“I’m going to do what I want to do. I’m going to be who I really am. I’m going to figure out what that is.”
I’m doing something right now that’s very radical for me. I’m making a plan for myself. I mean, I’m always doing to-do lists like they’re my job, but instead of figuring out what toiletries I need to buy on my next trip to the store, I’m figuring out the next few years of my life for the very first time, like ever.
I can’t go back to my old seasonal job at the movie theater. It’s just too awkward now with the GM. I went there today to watch the third Transformers, and saw that she was behind the popper for a bit. So I went over to say hi, and while we made small talk, at the end of the conversation she was all, “So what do you want?” And after all the weirdness I had to go through last year (asking to work only sparingly over the summer; not being able to work over winter break due to the fact they thought I’d be in Costa Rica for a whole year, not semester; and not calling in May to ask for my job back like I promised because of my internship and vacation), I just knew she thought I was coming to ask if I could work again. Which, I mean, I wasn’t. But admittedly I was testing the waters there…and now I know that that chapter of my life is officially over. What a weird ending. Sad, too, because there are a lot more people I know still working there than I thought.
So now I am in full job hunting mode. I even finally bought a suit jacket/blazer. I know they say summers aren’t necessarily the greatest hiring periods, but I’m applying to anything that remotely sounds interesting and is within commuting distance for me. And that includes other mall jobs that could sustain me for a bit while I look for my first grown up job. But alas, Carson Pirie Scott’s already emailed me back saying they weren’t going to “pursue my profile further.” Being a grown up is tough.

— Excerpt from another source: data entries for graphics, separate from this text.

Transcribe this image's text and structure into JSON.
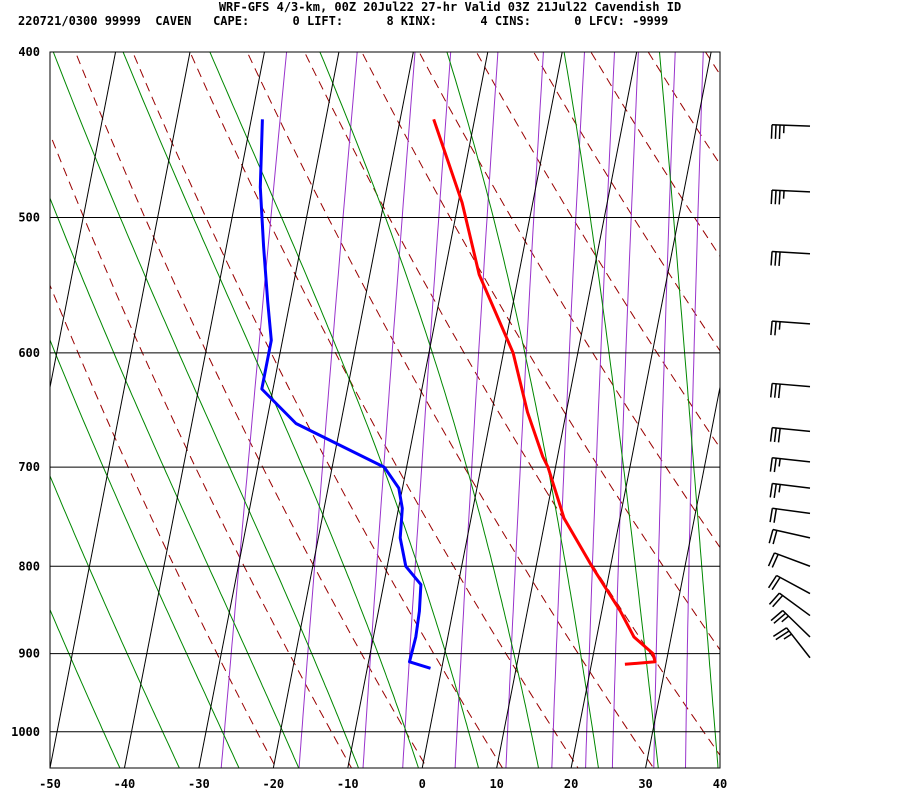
{
  "title_line1": "WRF-GFS 4/3-km, 00Z 20Jul22 27-hr Valid 03Z 21Jul22 Cavendish ID",
  "title_line2": "220721/0300 99999  CAVEN   CAPE:      0 LIFT:      8 KINX:      4 CINS:      0 LFCV: -9999",
  "colors": {
    "temperature": "#ff0000",
    "dewpoint": "#0000ff",
    "dry_adiabat": "#990000",
    "moist_adiabat": "#008800",
    "mixing_ratio": "#9933cc",
    "grid": "#000000",
    "barb": "#000000"
  },
  "chart_data": {
    "type": "skew-t",
    "xlim": [
      -50,
      40
    ],
    "ylim": [
      400,
      1050
    ],
    "x_ticks": [
      -50,
      -40,
      -30,
      -20,
      -10,
      0,
      10,
      20,
      30,
      40
    ],
    "p_ticks": [
      400,
      500,
      600,
      700,
      800,
      900,
      1000
    ],
    "grid": true,
    "series": [
      {
        "key": "temperature",
        "points": [
          [
            438,
            -15.5
          ],
          [
            490,
            -9.5
          ],
          [
            540,
            -5.3
          ],
          [
            600,
            1.3
          ],
          [
            650,
            4.8
          ],
          [
            690,
            8.0
          ],
          [
            700,
            9.0
          ],
          [
            750,
            12.5
          ],
          [
            800,
            17.5
          ],
          [
            850,
            22.5
          ],
          [
            880,
            25.0
          ],
          [
            900,
            28.0
          ],
          [
            910,
            28.5
          ],
          [
            913,
            24.5
          ]
        ]
      },
      {
        "key": "dewpoint",
        "points": [
          [
            438,
            -38.5
          ],
          [
            480,
            -37.0
          ],
          [
            520,
            -35.0
          ],
          [
            560,
            -33.0
          ],
          [
            590,
            -31.5
          ],
          [
            630,
            -31.5
          ],
          [
            660,
            -26.0
          ],
          [
            700,
            -13.0
          ],
          [
            720,
            -10.5
          ],
          [
            740,
            -9.5
          ],
          [
            770,
            -9.0
          ],
          [
            800,
            -7.5
          ],
          [
            820,
            -5.0
          ],
          [
            850,
            -4.5
          ],
          [
            880,
            -4.3
          ],
          [
            910,
            -4.5
          ],
          [
            918,
            -1.5
          ]
        ]
      }
    ],
    "wind_barbs": [
      {
        "p": 442,
        "speed_kt": 35
      },
      {
        "p": 483,
        "speed_kt": 35
      },
      {
        "p": 525,
        "speed_kt": 30
      },
      {
        "p": 577,
        "speed_kt": 25
      },
      {
        "p": 628,
        "speed_kt": 30
      },
      {
        "p": 667,
        "speed_kt": 30
      },
      {
        "p": 695,
        "speed_kt": 25
      },
      {
        "p": 720,
        "speed_kt": 25
      },
      {
        "p": 745,
        "speed_kt": 20
      },
      {
        "p": 770,
        "speed_kt": 20
      },
      {
        "p": 800,
        "speed_kt": 20
      },
      {
        "p": 830,
        "speed_kt": 20
      },
      {
        "p": 855,
        "speed_kt": 20
      },
      {
        "p": 880,
        "speed_kt": 25
      },
      {
        "p": 905,
        "speed_kt": 25
      }
    ]
  }
}
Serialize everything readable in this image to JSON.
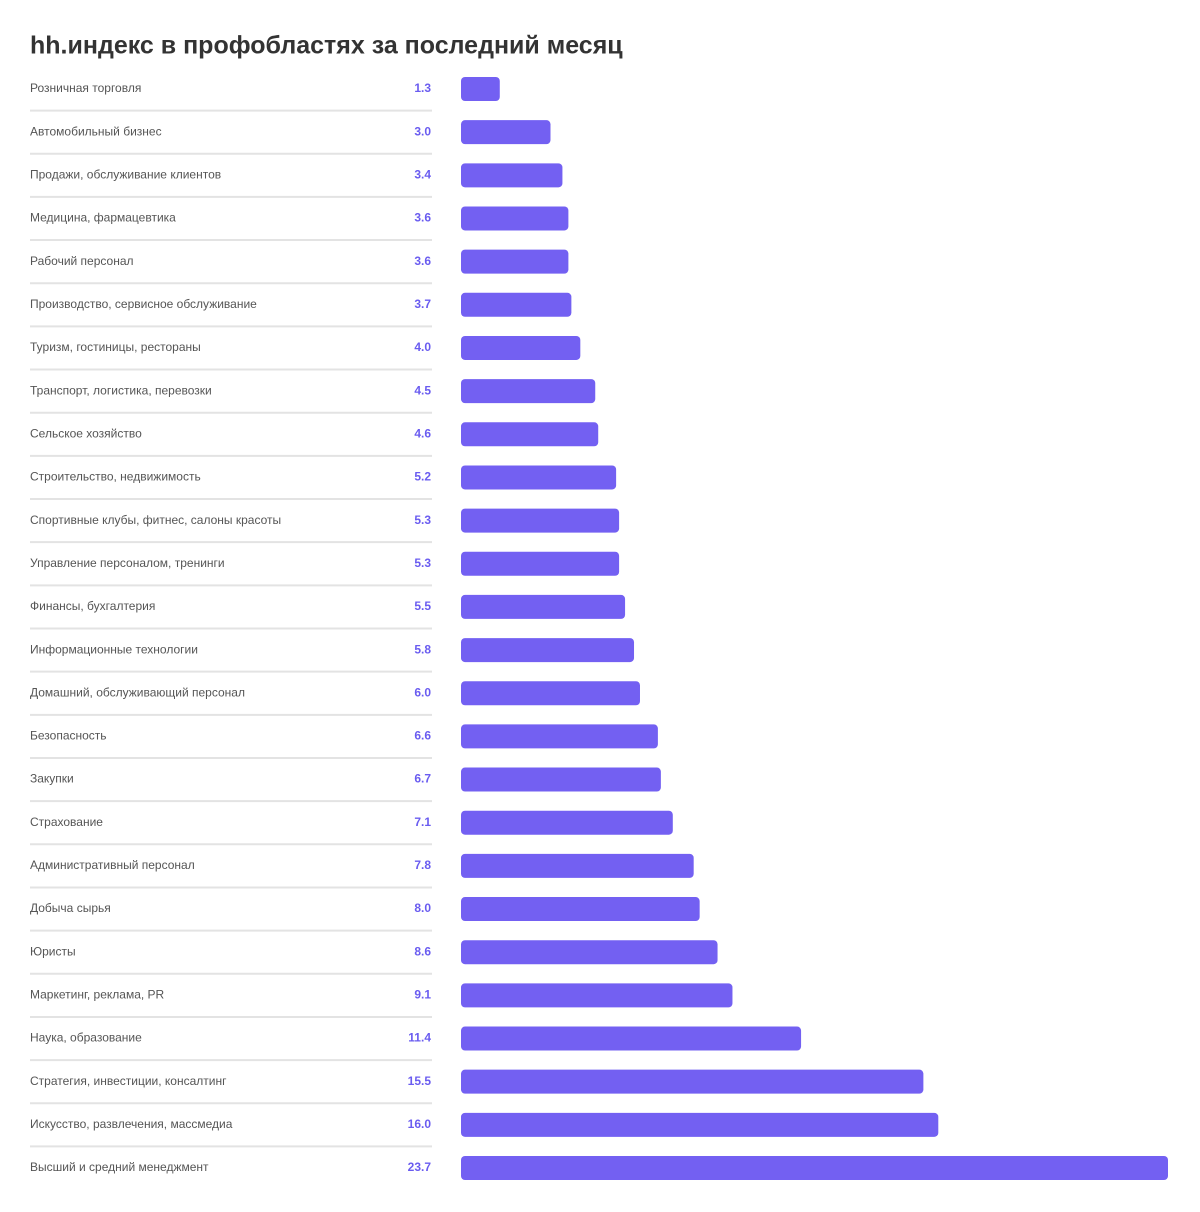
{
  "chart_data": {
    "type": "bar",
    "orientation": "horizontal",
    "title": "hh.индекс в профобластях за последний месяц",
    "color": "#7360f2",
    "categories": [
      "Розничная торговля",
      "Автомобильный бизнес",
      "Продажи, обслуживание клиентов",
      "Медицина, фармацевтика",
      "Рабочий персонал",
      "Производство, сервисное обслуживание",
      "Туризм, гостиницы, рестораны",
      "Транспорт, логистика, перевозки",
      "Сельское хозяйство",
      "Строительство, недвижимость",
      "Спортивные клубы, фитнес, салоны красоты",
      "Управление персоналом, тренинги",
      "Финансы, бухгалтерия",
      "Информационные технологии",
      "Домашний, обслуживающий персонал",
      "Безопасность",
      "Закупки",
      "Страхование",
      "Административный персонал",
      "Добыча сырья",
      "Юристы",
      "Маркетинг, реклама, PR",
      "Наука, образование",
      "Стратегия, инвестиции, консалтинг",
      "Искусство, развлечения, массмедиа",
      "Высший и средний менеджмент"
    ],
    "values": [
      1.3,
      3.0,
      3.4,
      3.6,
      3.6,
      3.7,
      4.0,
      4.5,
      4.6,
      5.2,
      5.3,
      5.3,
      5.5,
      5.8,
      6.0,
      6.6,
      6.7,
      7.1,
      7.8,
      8.0,
      8.6,
      9.1,
      11.4,
      15.5,
      16.0,
      23.7
    ],
    "value_labels": [
      "1.3",
      "3.0",
      "3.4",
      "3.6",
      "3.6",
      "3.7",
      "4.0",
      "4.5",
      "4.6",
      "5.2",
      "5.3",
      "5.3",
      "5.5",
      "5.8",
      "6.0",
      "6.6",
      "6.7",
      "7.1",
      "7.8",
      "8.0",
      "8.6",
      "9.1",
      "11.4",
      "15.5",
      "16.0",
      "23.7"
    ]
  }
}
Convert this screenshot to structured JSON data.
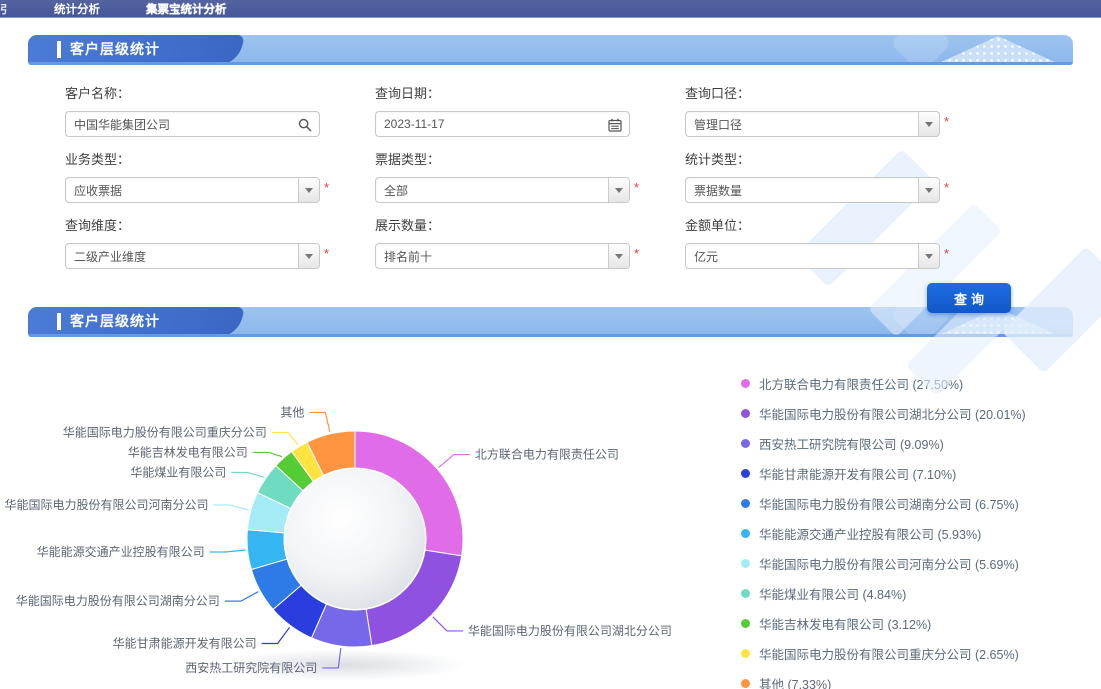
{
  "nav": {
    "clipped_item": "引",
    "items": [
      {
        "label": "统计分析"
      },
      {
        "label": "集票宝统计分析"
      }
    ]
  },
  "panels": {
    "filter_title": "客户层级统计",
    "result_title": "客户层级统计"
  },
  "form": {
    "required_mark": "*",
    "submit_label": "查询",
    "fields": [
      {
        "label": "客户名称：",
        "value": "中国华能集团公司",
        "type": "search",
        "required": false
      },
      {
        "label": "查询日期：",
        "value": "2023-11-17",
        "type": "date",
        "required": false
      },
      {
        "label": "查询口径：",
        "value": "管理口径",
        "type": "select",
        "required": true
      },
      {
        "label": "业务类型：",
        "value": "应收票据",
        "type": "select",
        "required": true
      },
      {
        "label": "票据类型：",
        "value": "全部",
        "type": "select",
        "required": true
      },
      {
        "label": "统计类型：",
        "value": "票据数量",
        "type": "select",
        "required": true
      },
      {
        "label": "查询维度：",
        "value": "二级产业维度",
        "type": "select",
        "required": true
      },
      {
        "label": "展示数量：",
        "value": "排名前十",
        "type": "select",
        "required": true
      },
      {
        "label": "金额单位：",
        "value": "亿元",
        "type": "select",
        "required": true
      }
    ]
  },
  "chart_data": {
    "type": "pie",
    "donut": true,
    "title": "客户层级统计",
    "unit": "%",
    "legend_position": "right",
    "series": [
      {
        "name": "北方联合电力有限责任公司",
        "value": 27.5,
        "color": "#E06CE8"
      },
      {
        "name": "华能国际电力股份有限公司湖北分公司",
        "value": 20.01,
        "color": "#8F52E0"
      },
      {
        "name": "西安热工研究院有限公司",
        "value": 9.09,
        "color": "#7668E8"
      },
      {
        "name": "华能甘肃能源开发有限公司",
        "value": 7.1,
        "color": "#2A3EDF"
      },
      {
        "name": "华能国际电力股份有限公司湖南分公司",
        "value": 6.75,
        "color": "#2E7BE8"
      },
      {
        "name": "华能能源交通产业控股有限公司",
        "value": 5.93,
        "color": "#35B5F2"
      },
      {
        "name": "华能国际电力股份有限公司河南分公司",
        "value": 5.69,
        "color": "#A5EBF5"
      },
      {
        "name": "华能煤业有限公司",
        "value": 4.84,
        "color": "#6FDCC2"
      },
      {
        "name": "华能吉林发电有限公司",
        "value": 3.12,
        "color": "#55CC33"
      },
      {
        "name": "华能国际电力股份有限公司重庆分公司",
        "value": 2.65,
        "color": "#FFE33E"
      },
      {
        "name": "其他",
        "value": 7.33,
        "color": "#FF9540"
      }
    ]
  },
  "colors": {
    "navbar": "#46569a",
    "banner": "#8db8ec",
    "banner_chip": "#3a67c4",
    "accent": "#1a64d6",
    "required": "#e23b3b"
  }
}
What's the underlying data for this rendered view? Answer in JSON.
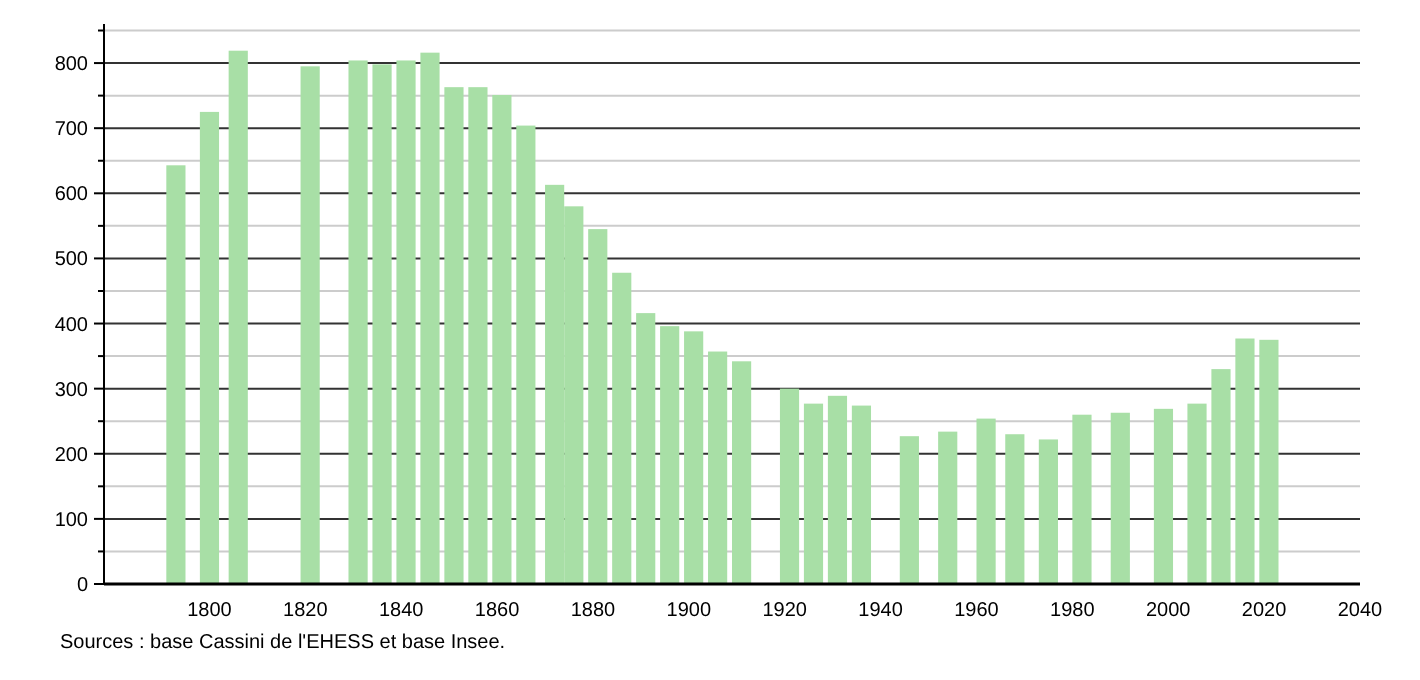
{
  "chart_data": {
    "type": "bar",
    "x": [
      1793,
      1800,
      1806,
      1821,
      1831,
      1836,
      1841,
      1846,
      1851,
      1856,
      1861,
      1866,
      1872,
      1876,
      1881,
      1886,
      1891,
      1896,
      1901,
      1906,
      1911,
      1921,
      1926,
      1931,
      1936,
      1946,
      1954,
      1962,
      1968,
      1975,
      1982,
      1990,
      1999,
      2006,
      2011,
      2016,
      2021
    ],
    "values": [
      643,
      725,
      819,
      795,
      804,
      798,
      804,
      816,
      763,
      763,
      751,
      704,
      613,
      580,
      545,
      478,
      416,
      396,
      388,
      357,
      342,
      300,
      277,
      289,
      274,
      227,
      234,
      254,
      230,
      222,
      260,
      263,
      269,
      277,
      330,
      377,
      375
    ],
    "color": "#a8dfa6",
    "xlim": [
      1778,
      2040
    ],
    "xticks": [
      1800,
      1820,
      1840,
      1860,
      1880,
      1900,
      1920,
      1940,
      1960,
      1980,
      2000,
      2020,
      2040
    ],
    "ylim": [
      0,
      860
    ],
    "yticks": [
      0,
      {
        "value": 50,
        "label": null
      },
      100,
      {
        "value": 150,
        "label": null
      },
      200,
      {
        "value": 250,
        "label": null
      },
      300,
      {
        "value": 350,
        "label": null
      },
      400,
      {
        "value": 450,
        "label": null
      },
      500,
      {
        "value": 550,
        "label": null
      },
      600,
      {
        "value": 650,
        "label": null
      },
      700,
      {
        "value": 750,
        "label": null
      },
      800,
      {
        "value": 850,
        "label": null
      }
    ],
    "grid": true,
    "annotations": [
      "Sources : base Cassini de l'EHESS et base Insee."
    ]
  }
}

Speaking of, I noticed today that the last two movies I watched have had eerie resemblances to my current life. Yesterday I finally saw The Hangover Part II, and I felt like I was being transported back to my two week stay in the Philippines: the annoyingly long journey, Delta Airlines, and the riding around in public jeep transports. In fact, what with all the Asian people and beautiful beach resorts, it was almost like my vacation in the Philippines…sans the whole drugs and partying and car chases. And then today! I took my little brother to see the third Transformers, and there he was, the lead human character, Sam Witwicky, a recent college graduate desperate to find a real career job! It like totally inspired me to kick my butt into overdrive and be serious about my future. The kicker was when everything shifted to the battle scenes in Chicago. I’ve seen a lot of disaster movies, and Chicago is almost never featured. Usually you only see cities like New York or L.A. or D.C. get trampled on and blown up and whatnot. But when the Decepticons started shooting up the place and people were running everywhere and they’re blowing up very familiar buildings…I almost started crying! And when they had that massive car chase down I-88, it was so surreal. Made me really wish I could have gone into the city to watch them film last summer, like everyone else I know seemed to have done.